The President: I think your premise - in all due respect to your question and to you as a lifelong journalist - is that - I didn't want war. To assume I wanted war is just flat wrong, Helen, in all due respect -
Helen Thomas: Everything -
The President: Hold on for a second, please.
Helen Thomas: - everything I've heard -
The President: Excuse me, excuse me. No President wants war. Everything you may have heard is that, but it's just simply not true. My attitude about the defense of this country changed on September the 11th. We - when we got attacked, I vowed then and there to use every asset at my disposal to protect the American people. Our foreign policy changed on that day, Helen. You know, we used to think we were secure because of oceans and previous diplomacy. But we realized on September the 11th, 2001, that killers could destroy innocent life. And I'm never going to forget it. And I'm never going to forget the vow I made to the American people that we will do everything in our power to protect our people.
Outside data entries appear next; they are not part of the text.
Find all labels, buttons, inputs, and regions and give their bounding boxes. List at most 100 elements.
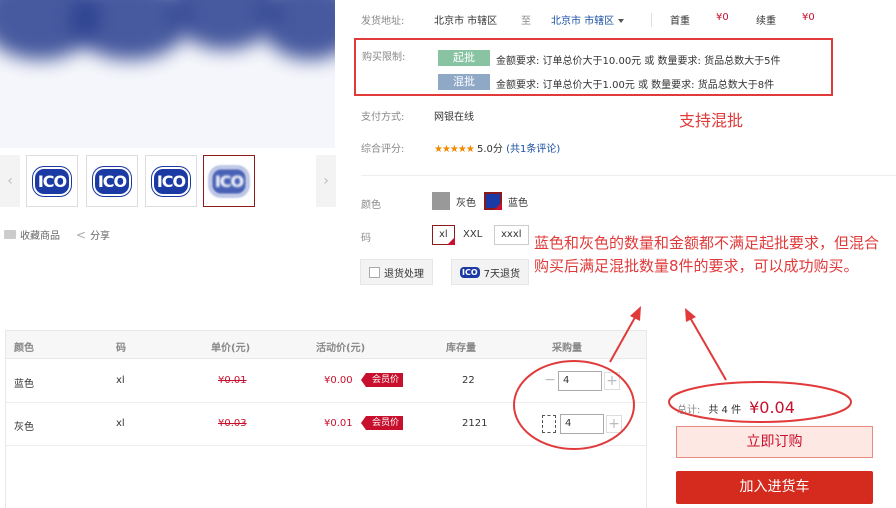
review-count-link[interactable]: (共1条评论) (506, 144, 560, 155)
quantity-input[interactable]: 4 (560, 414, 604, 434)
row-promo-price: ¥0.00 (324, 375, 353, 386)
divider (651, 13, 652, 27)
thumbnail-2[interactable]: ICO (86, 155, 138, 207)
return-handling-button[interactable]: 退货处理 (360, 259, 433, 285)
thumbnail-strip: ‹ ICO ICO ICO ICO › (0, 155, 336, 207)
thumbnail-4[interactable]: ICO (203, 155, 255, 207)
quantity-input[interactable]: 4 (558, 371, 602, 391)
color-option-blue[interactable]: 蓝色 (483, 191, 528, 211)
ico-logo: ICO (94, 168, 130, 194)
color-swatch-blue (483, 191, 503, 211)
size-label: 码 (361, 233, 371, 244)
chevron-down-icon (618, 19, 625, 23)
row-color: 蓝色 (14, 379, 34, 390)
star-rating-icon: ★★★★★ (434, 144, 475, 155)
plus-button[interactable]: + (604, 372, 620, 390)
ico-logo: ICO (153, 168, 189, 194)
table-row: 灰色 xl ¥0.03 ¥0.01 会员价 2121 4 + (6, 403, 646, 446)
check-corner-icon (494, 202, 502, 210)
rating-score: 5.0分 (477, 144, 503, 155)
table-row: 蓝色 xl ¥0.01 ¥0.00 会员价 22 − 4 + (6, 360, 646, 403)
payment-value: 网银在线 (434, 112, 474, 123)
total-line: 总计: 共 4 件 ¥0.04 (677, 398, 795, 417)
plus-button[interactable]: + (606, 415, 622, 433)
total-label: 总计: (677, 405, 701, 416)
shipping-label: 发货地址: (361, 16, 405, 27)
ico-logo-icon: ICO (460, 266, 480, 278)
row-stock: 2121 (462, 418, 488, 429)
folder-icon (4, 230, 16, 239)
arrow-head-left (630, 306, 641, 321)
header-promo-price: 活动价(元) (316, 343, 366, 354)
annotation-explanation: 蓝色和灰色的数量和金额都不满足起批要求，但混合购买后满足混批数量8件的要求，可以… (534, 234, 880, 275)
continued-weight-value: ¥0 (802, 12, 815, 23)
quantity-stepper: 4 + (542, 414, 622, 434)
header-color: 颜色 (14, 343, 34, 354)
share-icon: < (76, 227, 87, 242)
favorite-button[interactable]: 收藏商品 (4, 227, 60, 242)
color-name: 灰色 (456, 197, 476, 209)
color-label: 颜色 (361, 200, 381, 211)
row-unit-price: ¥0.01 (218, 375, 247, 386)
first-weight-value: ¥0 (716, 12, 729, 23)
row-color: 灰色 (14, 422, 34, 433)
row-size: xl (116, 375, 125, 386)
color-name: 蓝色 (508, 197, 528, 209)
first-weight-label: 首重 (670, 16, 690, 27)
arrow-head-right (685, 308, 696, 322)
shipping-row: 发货地址: 北京市 市辖区 至 北京市 市辖区 首重 ¥0 续重 ¥0 (361, 12, 896, 28)
row-unit-price: ¥0.03 (218, 418, 247, 429)
ico-logo: ICO (34, 168, 70, 194)
sku-table: 颜色 码 单价(元) 活动价(元) 库存量 采购量 蓝色 xl ¥0.01 ¥0… (5, 330, 647, 508)
continued-weight-label: 续重 (756, 16, 776, 27)
check-corner-icon (446, 237, 455, 245)
row-stock: 22 (462, 375, 475, 386)
size-option-xxl[interactable]: XXL (456, 225, 490, 245)
total-count: 共 4 件 (708, 405, 742, 416)
member-price-badge: 会员价 (360, 373, 404, 387)
seven-day-return-button[interactable]: ICO 7天退货 (451, 259, 530, 285)
main-product-image (0, 0, 335, 148)
member-price-badge: 会员价 (360, 416, 404, 430)
return-icon (369, 266, 380, 278)
size-option-xl[interactable]: xl (432, 225, 455, 245)
order-now-button[interactable]: 立即订购 (676, 426, 873, 458)
minus-button[interactable]: − (542, 371, 558, 391)
quantity-stepper: − 4 + (542, 371, 620, 391)
thumbnail-3[interactable]: ICO (145, 155, 197, 207)
share-label: 分享 (90, 231, 111, 242)
mixed-batch-tag: 混批 (438, 74, 490, 90)
header-quantity: 采购量 (552, 343, 582, 354)
size-name: XXL (463, 229, 483, 240)
payment-label: 支付方式: (361, 112, 405, 123)
ico-logo: ICO (211, 168, 247, 194)
size-option-xxxl[interactable]: xxxl (494, 225, 529, 245)
table-header: 颜色 码 单价(元) 活动价(元) 库存量 采购量 (6, 331, 646, 359)
share-button[interactable]: < 分享 (76, 227, 111, 243)
color-option-gray[interactable]: 灰色 (432, 192, 476, 210)
header-unit-price: 单价(元) (211, 343, 251, 354)
row-promo-price: ¥0.01 (324, 418, 353, 429)
shipping-to-value: 北京市 市辖区 (551, 16, 615, 27)
size-name: xxxl (501, 229, 522, 240)
favorite-label: 收藏商品 (20, 231, 60, 242)
divider (361, 175, 896, 176)
total-amount: ¥0.04 (749, 398, 795, 417)
thumbnail-1[interactable]: ICO (26, 155, 78, 207)
order-summary: 总计: 共 4 件 ¥0.04 立即订购 加入进货车 (647, 330, 896, 508)
add-to-cart-button[interactable]: 加入进货车 (676, 471, 873, 504)
purchase-limit-box: 购买限制: 起批 金额要求: 订单总价大于10.00元 或 数量要求: 货品总数… (354, 38, 833, 96)
minus-button[interactable] (542, 415, 556, 433)
thumb-prev-icon[interactable]: ‹ (0, 155, 20, 207)
header-stock: 库存量 (446, 343, 476, 354)
mixed-batch-rule: 金额要求: 订单总价大于1.00元 或 数量要求: 货品总数大于8件 (496, 80, 775, 91)
shipping-from: 北京市 市辖区 (434, 16, 498, 27)
shipping-to-select[interactable]: 北京市 市辖区 (551, 12, 625, 27)
header-size: 码 (116, 343, 126, 354)
favorite-share-row: 收藏商品 < 分享 (4, 227, 110, 242)
service-label: 退货处理 (384, 268, 424, 280)
thumb-next-icon[interactable]: › (316, 155, 336, 207)
color-swatch-gray (432, 192, 450, 210)
shipping-to-label: 至 (521, 16, 531, 27)
wholesale-min-tag: 起批 (438, 50, 490, 66)
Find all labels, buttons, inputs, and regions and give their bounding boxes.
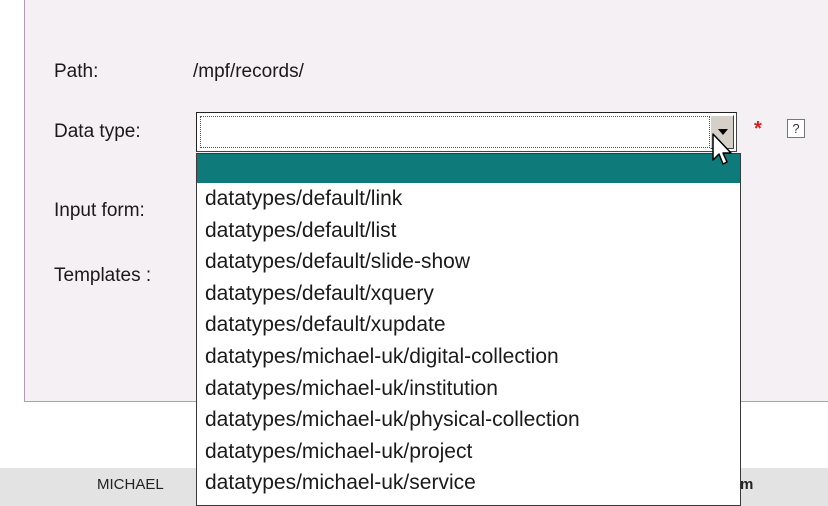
footer-left-text: MICHAEL bbox=[97, 476, 164, 493]
footer-right-text: m bbox=[740, 476, 754, 493]
templates-label: Templates : bbox=[54, 265, 152, 286]
datatype-dropdown-list[interactable]: datatypes/default/link datatypes/default… bbox=[196, 153, 741, 506]
dropdown-option[interactable]: datatypes/default/slide-show bbox=[197, 246, 740, 278]
dropdown-option[interactable]: datatypes/michael-uk/service bbox=[197, 467, 740, 499]
datatype-label: Data type: bbox=[54, 121, 141, 142]
datatype-select[interactable] bbox=[196, 112, 737, 152]
datatype-select-value bbox=[200, 116, 710, 148]
dropdown-option[interactable]: datatypes/default/xupdate bbox=[197, 309, 740, 341]
required-marker: * bbox=[754, 118, 762, 140]
mouse-pointer-icon bbox=[712, 133, 732, 165]
dropdown-option[interactable]: datatypes/michael-uk/physical-collection bbox=[197, 404, 740, 436]
dropdown-option[interactable]: datatypes/default/xquery bbox=[197, 278, 740, 310]
path-value: /mpf/records/ bbox=[193, 61, 304, 82]
dropdown-option[interactable]: datatypes/michael-uk/digital-collection bbox=[197, 341, 740, 373]
dropdown-option[interactable]: datatypes/michael-uk/project bbox=[197, 436, 740, 468]
dropdown-option[interactable]: datatypes/default/link bbox=[197, 183, 740, 215]
dropdown-option[interactable]: datatypes/default/list bbox=[197, 215, 740, 247]
inputform-label: Input form: bbox=[54, 200, 145, 221]
dropdown-option[interactable]: datatypes/michael-uk/institution bbox=[197, 373, 740, 405]
help-icon[interactable]: ? bbox=[787, 119, 805, 138]
dropdown-option[interactable] bbox=[197, 154, 740, 183]
path-label: Path: bbox=[54, 61, 99, 82]
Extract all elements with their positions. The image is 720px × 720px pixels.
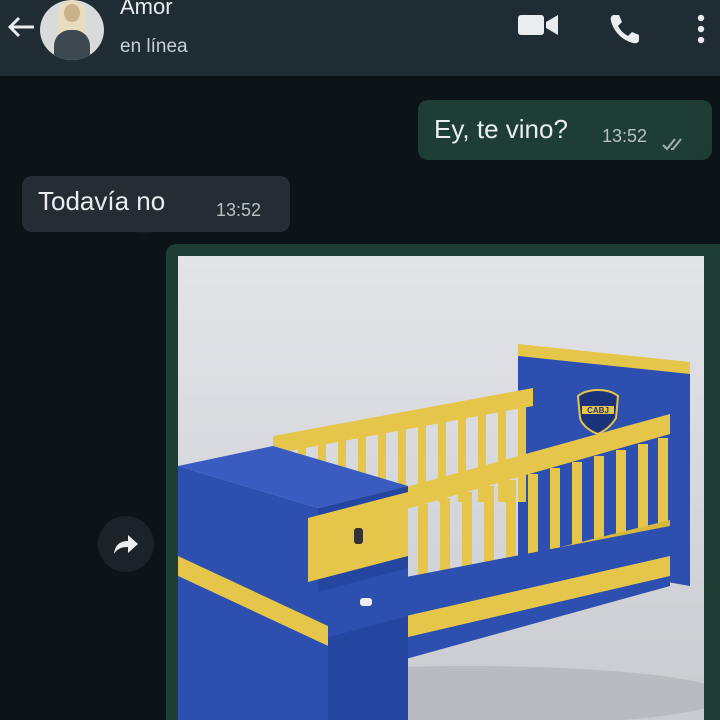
message-text: Ey, te vino? — [434, 114, 568, 144]
outgoing-message[interactable]: Ey, te vino? 13:52 — [418, 100, 712, 160]
contact-status: en línea — [120, 36, 188, 57]
forward-button[interactable] — [98, 516, 154, 572]
crib-photo[interactable]: CABJ — [178, 256, 704, 720]
incoming-message[interactable]: Todavía no 13:52 — [22, 176, 290, 232]
svg-text:CABJ: CABJ — [587, 406, 609, 415]
message-text: Todavía no — [38, 186, 166, 216]
message-time: 13:52 — [602, 126, 648, 146]
crib-illustration: CABJ — [178, 344, 704, 720]
read-ticks-icon — [662, 128, 688, 151]
back-arrow-icon[interactable] — [4, 10, 38, 44]
contact-name[interactable]: Amor — [120, 0, 173, 20]
video-call-icon[interactable] — [518, 12, 560, 38]
avatar[interactable] — [40, 0, 104, 60]
forward-icon — [114, 535, 138, 554]
chat-header: Amor en línea — [0, 0, 720, 76]
more-vert-icon[interactable] — [692, 12, 710, 46]
phone-icon[interactable] — [608, 12, 642, 46]
message-time: 13:52 — [216, 200, 262, 220]
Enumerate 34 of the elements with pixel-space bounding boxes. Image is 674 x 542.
Part of that meant to make sure that we didn't allow people to provide safe haven to an enemy. And that's why I went into Iraq - hold on for a second -
Helen Thomas: They didn't do anything to you, or to our country.
The President: Look - excuse me for a second, please. Excuse me for a second. They did. The Taliban provided safe haven for al Qaeda. That's where al Qaeda trained -
Helen Thomas: I'm talking about Iraq -
The President: Helen, excuse me. That's where - Afghanistan provided safe haven for al Qaeda. That's where they trained. That's where they plotted. That's where they planned the attacks that killed thousands of innocent Americans.
I also saw a threat in Iraq. I was hoping to solve this problem diplomatically. That's why I went to the Security Council; that's why it was important to pass 1441, which was unanimously passed. And the world said, disarm, disclose, or face serious consequences -
Helen Thomas: - go to war -
The President: - and therefore, we worked with the world, we worked to make sure that Saddam Hussein heard the message of the world. And when he chose to deny inspectors, when he chose not to disclose, then I had the difficult decision to make to remove him. And we did, and the world is safer for it.